The indisputable health costs of isolation should force us to ask some difficult questions. How long can social distancing be maintained before the toll becomes unbearable for many? What structures can and will be put into place to help individuals through the inevitable mental health crisis that will accompany prolonged isolation? Is there a point at which the damage to society outweighs whatever benefits to overwhelmed health care systems can be realized with these policies? To be clear: I am not questioning whether these measures are necessary today, or whether they will save lives. Clearly they will, and we have no choice but to shoulder the burden, not just to save the vulnerable but also to protect the health and sanity of frontline doctors, nurses, and hospital staff, to say nothing of unsung heroes like grocery store clerks and delivery drivers.

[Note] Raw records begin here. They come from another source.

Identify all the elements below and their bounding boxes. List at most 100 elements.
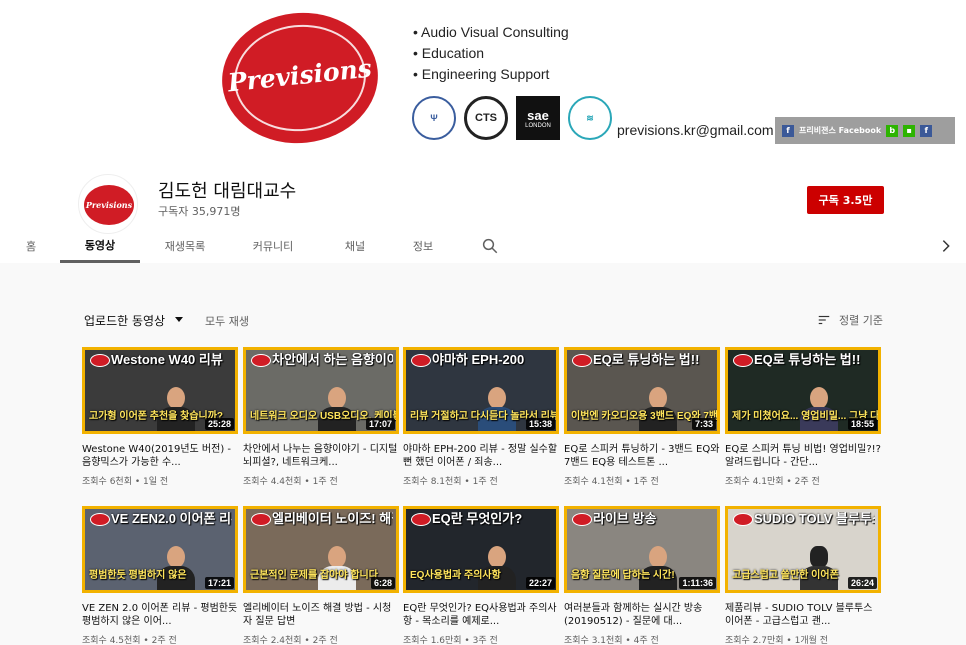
video-title[interactable]: EQ란 무엇인가? EQ사용법과 주의사항 - 목소리를 예제로...: [403, 602, 559, 628]
thumbnail-headline: 라이브 방송: [593, 512, 657, 526]
youtube-channel-page: Previsions Audio Visual Consulting Educa…: [0, 0, 966, 645]
thumbnail-headline: EQ로 튜닝하는 법!!: [593, 353, 700, 367]
thumbnail-headline: 야마하 EPH-200: [432, 353, 525, 367]
video-thumbnail[interactable]: 야마하 EPH-200 리뷰 거절하고 다시듣다 놀라서 리뷰함 15:38: [403, 347, 559, 434]
video-thumbnail[interactable]: EQ로 튜닝하는 법!! 제가 미쳤어요... 영업비밀... 그냥 다 알려드…: [725, 347, 881, 434]
sort-icon[interactable]: [817, 313, 831, 327]
video-title[interactable]: 엘리베이터 노이즈 해결 방법 - 시청자 질문 답변: [243, 602, 399, 628]
thumbnail-headline: EQ란 무엇인가?: [432, 512, 523, 526]
thumbnail-headline: Westone W40 리뷰: [111, 353, 223, 367]
thumbnail-caption: EQ사용법과 주의사항: [410, 570, 501, 581]
tab-about[interactable]: 정보: [403, 229, 443, 263]
tab-channels[interactable]: 채널: [335, 229, 375, 263]
avatar-logo: Previsions: [84, 185, 134, 225]
partner-badges: Ψ CTS sae LONDON ≋: [412, 96, 612, 140]
facebook-label[interactable]: 프리비젼스 Facebook: [799, 125, 881, 136]
brand-logo-icon: [90, 513, 110, 526]
video-duration: 26:24: [847, 577, 877, 589]
video-thumbnail[interactable]: 엘리베이터 노이즈! 해결 방법 근본적인 문제를 잡아야 합니다 6:28: [243, 506, 399, 593]
tab-community[interactable]: 커뮤니티: [240, 229, 306, 263]
video-thumbnail[interactable]: EQ로 튜닝하는 법!! 이번엔 카오디오용 3밴드 EQ와 7밴드 EQ 7:…: [564, 347, 720, 434]
facebook-icon[interactable]: f: [782, 124, 794, 137]
video-title[interactable]: 차안에서 나누는 음향이야기 - 디지털 뇌피셜?, 네트워크케...: [243, 443, 399, 469]
video-meta: 조회수 4.1만회 • 2주 전: [725, 477, 820, 487]
search-icon[interactable]: [481, 237, 499, 255]
previsions-logo: Previsions: [215, 5, 385, 151]
presenter-image: [157, 385, 195, 431]
uploaded-videos-dropdown[interactable]: 업로드한 동영상: [84, 312, 165, 329]
presenter-image: [800, 385, 838, 431]
video-card[interactable]: SUDIO TOLV 블루투스 이어폰 고급스럽고 쓸만한 이어폰 26:24 …: [725, 506, 881, 645]
channel-tabs: 홈 동영상 재생목록 커뮤니티 채널 정보: [0, 229, 966, 263]
brand-logo-icon: [733, 513, 753, 526]
chevron-right-icon[interactable]: [938, 238, 954, 254]
video-card[interactable]: EQ로 튜닝하는 법!! 이번엔 카오디오용 3밴드 EQ와 7밴드 EQ 7:…: [564, 347, 720, 487]
video-card[interactable]: EQ로 튜닝하는 법!! 제가 미쳤어요... 영업비밀... 그냥 다 알려드…: [725, 347, 881, 487]
video-title[interactable]: Westone W40(2019년도 버전) - 음향믹스가 가능한 수...: [82, 443, 238, 469]
video-thumbnail[interactable]: EQ란 무엇인가? EQ사용법과 주의사항 22:27: [403, 506, 559, 593]
video-meta: 조회수 2.4천회 • 2주 전: [243, 636, 338, 645]
logo-text: Previsions: [226, 53, 374, 98]
brand-logo-icon: [251, 513, 271, 526]
tab-videos[interactable]: 동영상: [60, 229, 140, 263]
blog-icon[interactable]: b: [886, 124, 899, 137]
video-title[interactable]: 제품리뷰 - SUDIO TOLV 블루투스 이어폰 - 고급스럽고 괜...: [725, 602, 881, 628]
video-card[interactable]: 야마하 EPH-200 리뷰 거절하고 다시듣다 놀라서 리뷰함 15:38 야…: [403, 347, 559, 487]
video-meta: 조회수 2.7만회 • 1개월 전: [725, 636, 829, 645]
video-duration: 15:38: [525, 418, 555, 430]
channel-banner: Previsions Audio Visual Consulting Educa…: [0, 0, 966, 155]
university-seal-icon-2: ≋: [568, 96, 612, 140]
video-duration: 6:28: [370, 577, 395, 589]
sae-text: sae: [527, 107, 549, 123]
video-meta: 조회수 4.4천회 • 1주 전: [243, 477, 338, 487]
channel-name: 김도헌 대림대교수: [158, 181, 297, 202]
video-filter-row: 업로드한 동영상 모두 재생 정렬 기준: [84, 312, 884, 330]
facebook-icon-2[interactable]: f: [920, 124, 933, 137]
video-meta: 조회수 6천회 • 1일 전: [82, 477, 169, 487]
presenter-image: [639, 385, 677, 431]
video-thumbnail[interactable]: Westone W40 리뷰 고가형 이어폰 추천을 찾습니까? 25:28: [82, 347, 238, 434]
sae-sub: LONDON: [525, 122, 551, 129]
subscribe-button[interactable]: 구독 3.5만: [807, 186, 884, 214]
social-links[interactable]: f 프리비젼스 Facebook b ▪ f: [775, 117, 955, 144]
sort-by-button[interactable]: 정렬 기준: [839, 312, 883, 328]
sae-institute-logo: sae LONDON: [516, 96, 560, 140]
video-title[interactable]: 야마하 EPH-200 리뷰 - 정말 실수할뻔 했던 이어폰 / 죄송...: [403, 443, 559, 469]
university-seal-icon: Ψ: [412, 96, 456, 140]
video-thumbnail[interactable]: SUDIO TOLV 블루투스 이어폰 고급스럽고 쓸만한 이어폰 26:24: [725, 506, 881, 593]
video-card[interactable]: 차안에서 하는 음향이야기 네트워크 오디오 USB오디오, 케이블 차이? 1…: [243, 347, 399, 487]
video-card[interactable]: Westone W40 리뷰 고가형 이어폰 추천을 찾습니까? 25:28 W…: [82, 347, 238, 487]
brand-logo-icon: [733, 354, 753, 367]
thumbnail-caption: 평범한듯 평범하지 않은: [89, 570, 187, 581]
video-title[interactable]: EQ로 스피커 튜닝 비법! 영업비밀?!?알려드립니다 - 간단...: [725, 443, 881, 469]
video-meta: 조회수 3.1천회 • 4주 전: [564, 636, 659, 645]
video-card[interactable]: 엘리베이터 노이즈! 해결 방법 근본적인 문제를 잡아야 합니다 6:28 엘…: [243, 506, 399, 645]
video-card[interactable]: VE ZEN2.0 이어폰 리뷰 평범한듯 평범하지 않은 17:21 VE Z…: [82, 506, 238, 645]
band-icon[interactable]: ▪: [903, 124, 916, 137]
subscriber-count: 구독자 35,971명: [158, 205, 241, 218]
video-duration: 17:07: [365, 418, 395, 430]
video-title[interactable]: VE ZEN 2.0 이어폰 리뷰 - 평범한듯 평범하지 않은 이어...: [82, 602, 238, 628]
caret-down-icon[interactable]: [175, 317, 183, 322]
channel-avatar[interactable]: Previsions: [78, 174, 138, 234]
brand-logo-icon: [251, 354, 271, 367]
video-thumbnail[interactable]: VE ZEN2.0 이어폰 리뷰 평범한듯 평범하지 않은 17:21: [82, 506, 238, 593]
video-card[interactable]: 라이브 방송 음향 질문에 답하는 시간! 1:11:36 여러분들과 함께하는…: [564, 506, 720, 645]
tab-home[interactable]: 홈: [14, 229, 48, 263]
presenter-image: [318, 544, 356, 590]
video-meta: 조회수 4.5천회 • 2주 전: [82, 636, 177, 645]
presenter-image: [157, 544, 195, 590]
brand-logo-icon: [90, 354, 110, 367]
video-title[interactable]: EQ로 스피커 튜닝하기 - 3밴드 EQ와 7밴드 EQ용 테스트톤 ...: [564, 443, 720, 469]
video-card[interactable]: EQ란 무엇인가? EQ사용법과 주의사항 22:27 EQ란 무엇인가? EQ…: [403, 506, 559, 645]
thumbnail-caption: 고가형 이어폰 추천을 찾습니까?: [89, 411, 224, 422]
thumbnail-headline: EQ로 튜닝하는 법!!: [754, 353, 861, 367]
tab-playlists[interactable]: 재생목록: [153, 229, 217, 263]
play-all-link[interactable]: 모두 재생: [205, 313, 249, 329]
video-title[interactable]: 여러분들과 함께하는 실시간 방송 (20190512) - 질문에 대...: [564, 602, 720, 628]
thumbnail-caption: 음향 질문에 답하는 시간!: [571, 570, 675, 581]
video-thumbnail[interactable]: 라이브 방송 음향 질문에 답하는 시간! 1:11:36: [564, 506, 720, 593]
video-thumbnail[interactable]: 차안에서 하는 음향이야기 네트워크 오디오 USB오디오, 케이블 차이? 1…: [243, 347, 399, 434]
video-meta: 조회수 8.1천회 • 1주 전: [403, 477, 498, 487]
presenter-image: [478, 544, 516, 590]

But leaders need to reassure the public that they will not be locked down indefinitely and certainly not for 18 months — a prospect that I doubt any society could truly bear. Other countries including South Korea and Japan have rolled out effective containment techniques that have so far avoided the most draconian containment policies now being bandied about in the United States. Federal and state governments need to learn from these successes and ramp up testing and monitoring capacity — not just to prevent exponential spread of the virus, but to offer at least a glimmer of hope to citizens that this thing has an end.
If a surge is now baked in, we need to perform a WWII-style mobilization to build new hospitals, produce new equipment, and train staff, which are efforts that at least some people paralyzed with dread could actually participate in. Those who survive infection can be deployed to keep supply chains alive and provide food and basic necessities to those living under shelter-in-place rules. And leaders should put their heads together and come up with something — anything — for the rest of us to do besides playing the 700th game of hide-and-seek with our kids. All of these measures, additionally, could help reduce aggregate loneliness and isolation until vaccines and effective treatments are discovered and scaled up.
What won't work is for governments to let these dystopian scenarios of an 18-month-long shutdown of normal life float out there without any kind of pushback. Hope might not be able to cure loneliness, but it certainly can't hurt.